NYの屋台からスタートした外食チェーン「ハラルガイズ」成功の秘訣

ニューヨークで人気の高いハラルガイズの屋台 (shutterstock)

3人のエジプト人男性が、米ニューヨーク市の53丁目通りと6番街が交差する埃っぽい通りで、ホットドッグの屋台を始めたのは1990年のことだ。その後、ホットドッグをやめて、市内を走るタクシーに多いイスラム教徒の運転手向けに、ハラルフードの販売に切り替えた。2014年、3人は初の実店舗をイースト14丁目通りにオープンさせた。

それから10年。この3人の起業家は、ほとんどの米国人がハラルフードが何なのか分かっていないという事実にもかかわらず、「ハラルガイズ」を全米で最も順調に店舗を増やしているフランチャイズ(FC)企業のひとつに成長させた。

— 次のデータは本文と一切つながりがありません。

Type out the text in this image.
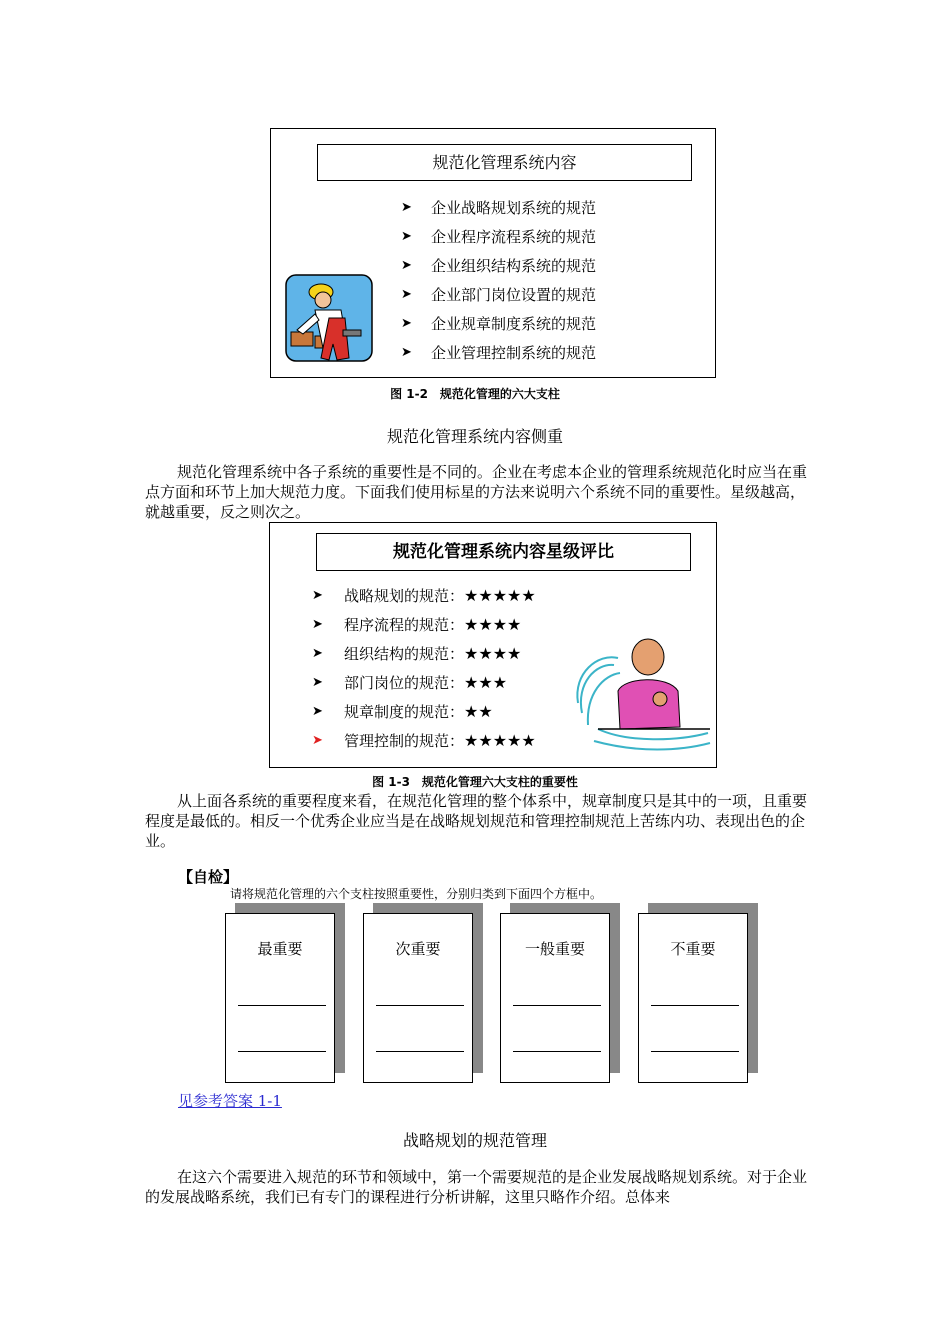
规范化管理系统内容
➤	企业战略规划系统的规范
➤	企业程序流程系统的规范
➤	企业组织结构系统的规范
➤	企业部门岗位设置的规范
➤	企业规章制度系统的规范
➤	企业管理控制系统的规范
图 1-2　规范化管理的六大支柱
规范化管理系统内容侧重

规范化管理系统中各子系统的重要性是不同的。企业在考虑本企业的管理系统规范化时应当在重点方面和环节上加大规范力度。下面我们使用标星的方法来说明六个系统不同的重要性。星级越高，就越重要，反之则次之。

规范化管理系统内容星级评比
➤	战略规划的规范： ★★★★★
➤	程序流程的规范： ★★★★
➤	组织结构的规范： ★★★★
➤	部门岗位的规范： ★★★
➤	规章制度的规范： ★★
➤	管理控制的规范： ★★★★★
图 1-3　规范化管理六大支柱的重要性

从上面各系统的重要程度来看，在规范化管理的整个体系中，规章制度只是其中的一项，且重要程度是最低的。相反一个优秀企业应当是在战略规划规范和管理控制规范上苦练内功、表现出色的企业。

【自检】
请将规范化管理的六个支柱按照重要性，分别归类到下面四个方框中。
最重要	次重要	一般重要	不重要
见参考答案 1-1
战略规划的规范管理

在这六个需要进入规范的环节和领域中，第一个需要规范的是企业发展战略规划系统。对于企业的发展战略系统，我们已有专门的课程进行分析讲解，这里只略作介绍。总体来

ハラルガイズは世界に114店を展開するまでに成長し、そのうち100店舗は米国にある。成長の鍵は、107店舗がFCであり、直営店はわずか7店舗という、FCを増やす力にある。2023年には13店舗を新規に開店させたが、そのうち12店がFCである。そして2024年には12店ほど増える見込みだ。

創業者は社長のモハメド・アブーレニエン、副社長のアブデルバセット・エルサイード、財務担当のアハメド・エルサカの3人。そしてアハメド・アブーレニエンが最高経営責任者(CEO)を務める。

ギロ(ジャイロ)や牛肉、鶏肉、ファラフェルを専門とするハラルガイズは多くの米国人を虜にし、ハラルフードという新しいカテゴリーを形成した。

ハラルフードとは、特定の種類の食品のことではなく、イスラム教の教えに則った食べ物を指し、豚肉やアルコールの摂取は禁じられている。

3人は最初の店を自己資金で構えた。米中小企業庁(SBA)の融資プログラムもエンジェル投資家も使わず、3人が屋台で稼いで蓄えた金を元手にした。

オーナーの3人は、屋台の成功を再現できればレストランを繁盛させることができると思っていた、とハラルガイズの最高開発責任者(CDO)のマーガレット・カレラは指摘する。「屋台の運営は実店舗の10倍大変だった」。

ハラルガイズの料理は、鶏肉や牛肉、羊肉などのタンパク質に重点を置いているが、ファラフェルなどのベジタリアン料理、ライスや新鮮野菜のサラダもある。ほかに、牛肉のギロ盛り合わせや鶏肉の盛り合わせもあり、ライスとホットソースが付いてくる。

オーナーたちによると、FCモデルがうまく機能しているのは「現場での支援、戦略的な指導、継続的なサポート」を提供しているからだという。経営陣はFC加盟店を「パートナー」と見ているとカレラは指摘する。「システムや技術サポートなど、必要なものはすべて加盟店に提供したいと考えている」。

FC加盟者について、カレラは「料理に情熱を持ち、運営に携わる人」が理想だと言う。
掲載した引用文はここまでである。